No te saltes el prólogo
Todo lector sin dinero sabe que es posible leer un libro entero en una librería antes de comprarlo. Basta con cambiar los euros por paciencia: la propia y la del librero. Pero ¿cuántas páginas pueden leerse delante de una caseta de la feria del libro sin resultar sospechoso? ¿Cuatro? ¿Cuarenta? Dado que los editores llenan las solapas de ditirambos, lo mejor para probar la mercancía es orientarse, si lo hay, por el prólogo.
De hecho, 2016 debería ser el Año Internacional del Prólogo. ¿La razón? Días antes de morir, hace ya cuatro siglos, Cervantes puso delante del Persiles uno de los más famosos de la literatura universal. Su vida se apagaba y él lo sabía. Tanto que anunció su final para “este domingo” (y ese domingo era el 24 de abril; justo como este año). Además, como recuerda Isidoro Valcárcel Medina, las primeras palabras del Quijote no son “En un lugar de La Mancha” sino “Desocupado lector”, las que abren el prólogo, que, entre otras cosas, trata de las dificultades de escribir… un prólogo.
Podría pensarse que los prefacios son cosa más del ensayo que de la narrativa, pero ahí están, para desmentirlo, los 50 de Macedonio Fernández para Museo de la Novela de la Eterna o ‘Libro de familia’, un cuento de El malestar al alcance de todos en el que Mercedes Cebrián los usa como retrato corrosivo del paso del tiempo. Un canon no exhaustivo debería incluir el de Ferlosio para Vendrán más años malos y nos harán más ciegos —un poema—, el de Luis Magrinyà para Los dos Luises —tan ferlosiano— o los de Andrés Trapiello para sus diarios, que parecen escritos para añadirles un prólogo —la última entrega, Seré duda, tiene seis nada menos: sentimental, anormal, confesional, profesional, accidental y final—. Tampoco deberían faltar las páginas que Chaves Nogales puso al frente de A sangre y fuego, donde dice haber contraído méritos para ser fusilado por los dos bandos de la Guerra Civil. “Yo he querido”, escribe, “permitirme el lujo de no tener ninguna solidaridad con los asesinos. Para un español quizá sea este un lujo excesivo”.

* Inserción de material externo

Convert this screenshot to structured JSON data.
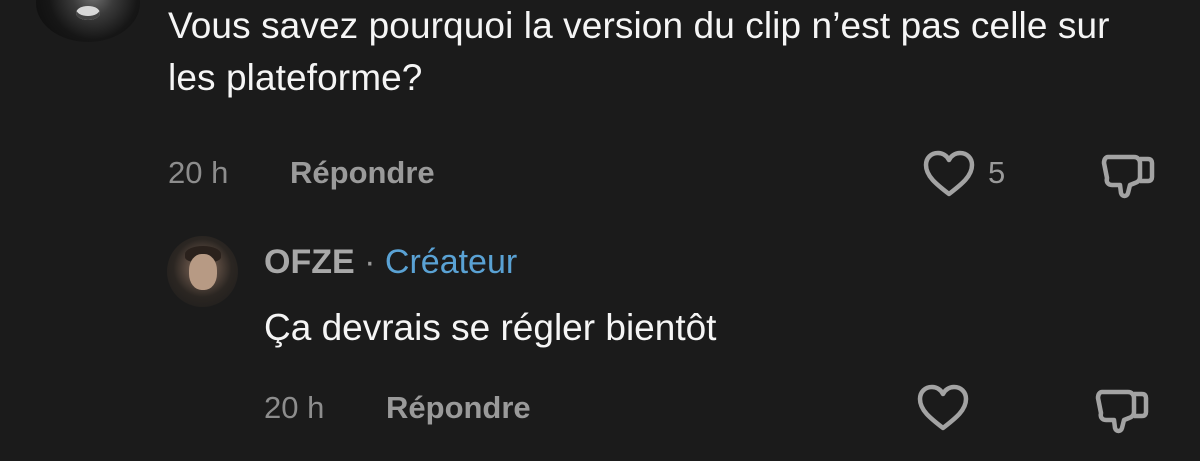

Todos aguantan la lectura independiente porque son algo más que una presentación sin, por supuesto, dejar de serlo. Es el caso de otra pieza canónica. Esta, de Jon Juaristi. Su pórtico a Sacra Némesis es toda una lección sobre Joyce, la religión y los nacionalismos. Como de eso, en parte, se ocupa también José Álvarez Junco, no es raro que su Dioses útiles lleve un prólogo de antología. Imposible leerlo sin seguir hasta “Zurita, Jerónimo de”, último nombre del índice onomástico.
Borges, aficionado al género, decía que un prólogo es la parte del libro en la que el escritor es más lector que autor, por eso puede distanciarse (y reírse) de lo que él mismo ha escrito. También decía que es una postdata porque se añade cuando uno ha terminado. Jorge Wagensberg está tan de acuerdo que el texto preliminar de sus memorias —Algunos años después— está al final del todo. “Casi todos los prólogos”, dice, “son epílogos que han emigrado desde la última página hasta colarse en la primera”. Busquen el suyo en la 217 o empiecen por delante, pero no se lo salten.